Monitor for clinical sign/symptoms and laboratory tests for the development of inhibitors to factor IX after fidanacogene elaparvovec administration; perform an assay that detects factor IX inhibitors if bleeding is not controlled for decreased plasma factor IX activity level decrease (to minimize the impact of inter-laboratory variability, when possible, use the same laboratory consistently for both chromogenic or one-stage assays for factor IX activity monitoring over time, particularly during the timeframe for corticosteroid treatment decision making). Monitor for (and manage) adverse reactions secondary to corticosteroid therapy. Monitor patients with risk factors for hepatocellular carcinoma (eg, hepatitis B or C, nonalcoholic fatty liver disease, chronic alcohol consumption, nonalcoholic steatohepatitis, advanced age) with regular liver ultrasound (eg, annually) and alpha-fetoprotein testing for 5 years following administration of fidanacogene elaparvovec.

Mechanism of Action

Fidanacogene elaparvovec is an adeno-associated virus-based gene therapy which consists of a recombinant viral capsid (AAVRh74var) derived from the AAV serotype (Rh74) containing the human factor IX (FIX) transgene, which is modified to FIX-R338L, a high-specific factor IX activity variant. Fidanacogene elaparvovec is designed to introduce a functional copy of FIX gene encoding (FIX-R338L, hFIX Padua) in the transduced cells. The AAVRh74var capsid is able to transduce hepatocytes, the natural site of factor IX synthesis. A single dose of fidanacogene elaparvovec results in cell transduction and an increase in circulating factor IX activity in patients with hemophilia B.

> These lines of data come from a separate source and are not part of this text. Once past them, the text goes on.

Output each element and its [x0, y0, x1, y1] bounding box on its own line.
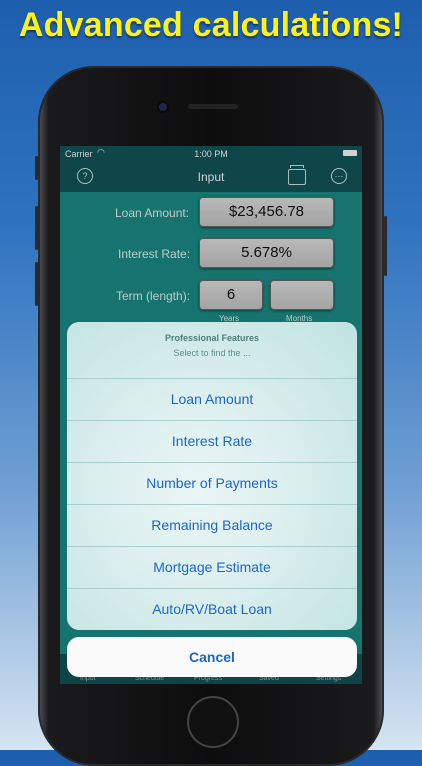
option-remaining-balance[interactable]: Remaining Balance: [67, 505, 357, 547]
power-button: [384, 216, 387, 276]
option-number-of-payments[interactable]: Number of Payments: [67, 463, 357, 505]
action-sheet-title: Professional Features: [164, 333, 260, 343]
action-sheet-header: Professional Features Select to find the…: [67, 322, 357, 379]
home-button[interactable]: [187, 696, 239, 748]
cancel-button[interactable]: Cancel: [67, 637, 357, 677]
option-mortgage-estimate[interactable]: Mortgage Estimate: [67, 547, 357, 589]
action-sheet: Professional Features Select to find the…: [67, 322, 357, 630]
option-auto-rv-boat-loan[interactable]: Auto/RV/Boat Loan: [67, 589, 357, 630]
mute-switch: [35, 156, 38, 180]
promo-headline: Advanced calculations!: [18, 6, 404, 44]
earpiece-speaker: [188, 104, 238, 109]
app-screen: Carrier ◠ 1:00 PM ? Input ⋯ Loan Amount:…: [60, 146, 362, 684]
option-loan-amount[interactable]: Loan Amount: [67, 379, 357, 421]
action-sheet-subtitle: Select to find the ...: [173, 348, 251, 358]
option-interest-rate[interactable]: Interest Rate: [67, 421, 357, 463]
volume-up-button: [35, 206, 38, 250]
volume-down-button: [35, 262, 38, 306]
front-camera: [159, 103, 167, 111]
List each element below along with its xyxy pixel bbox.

Pharmacokinetics (Adult Data Unless Noted)

Onset: A majority (86%) of patients reached factor IX activity levels of ≥5% at month 15 post infusion using the one-stage SynthASil assay, and 68% and 71% based on one-stage Actin-FSL assay and chromogenic assay, respectively. At month 24, 82% of patients had factor IX activity ≥5% based on one-stage SynthASil assay, and 64% based on one-stage Actin-FSL assay and chromogenic assay.

Duration: Factor IX activity remained stable over time, with mean factor IX activity (one-stage assay with Actin-FSL reagent) at ~28% at month 15, ~25% at month 24 (n=14), and ~22% at months 48 and 72.

Distribution: Maximum vector DNA concentrations were detected in plasma; also detected in saliva, peripheral blood mononuclear cells, semen, and urine.

Time to peak: Detectable peak concentrations of vector DNA in blood and all shedding matrices observed 1.2 to 7.4 days post administration.

Excretion: Based on a pooled analysis of clinical data, full clearance of vector DNA (defined as 3 consecutive negative results [below quantification limit]) from plasma, saliva, and semen within a mean of 1 to 4 months after infusion; peripheral blood mononuclear cells were the slowest for full at a mean of 12 months.

Pharmacokinetics: Additional Considerations (Adult Data Unless Noted)

Race/Ethnicity: There is a trend of higher mean factor IX activity in White patients.

Age and body weight: There is a trend of higher mean Factor IX activity with age and higher BMI.

  1. Beqvez (fidanacogene elaparvovec) [prescribing information]. New York, NY: Pfizer Labs; April 2024.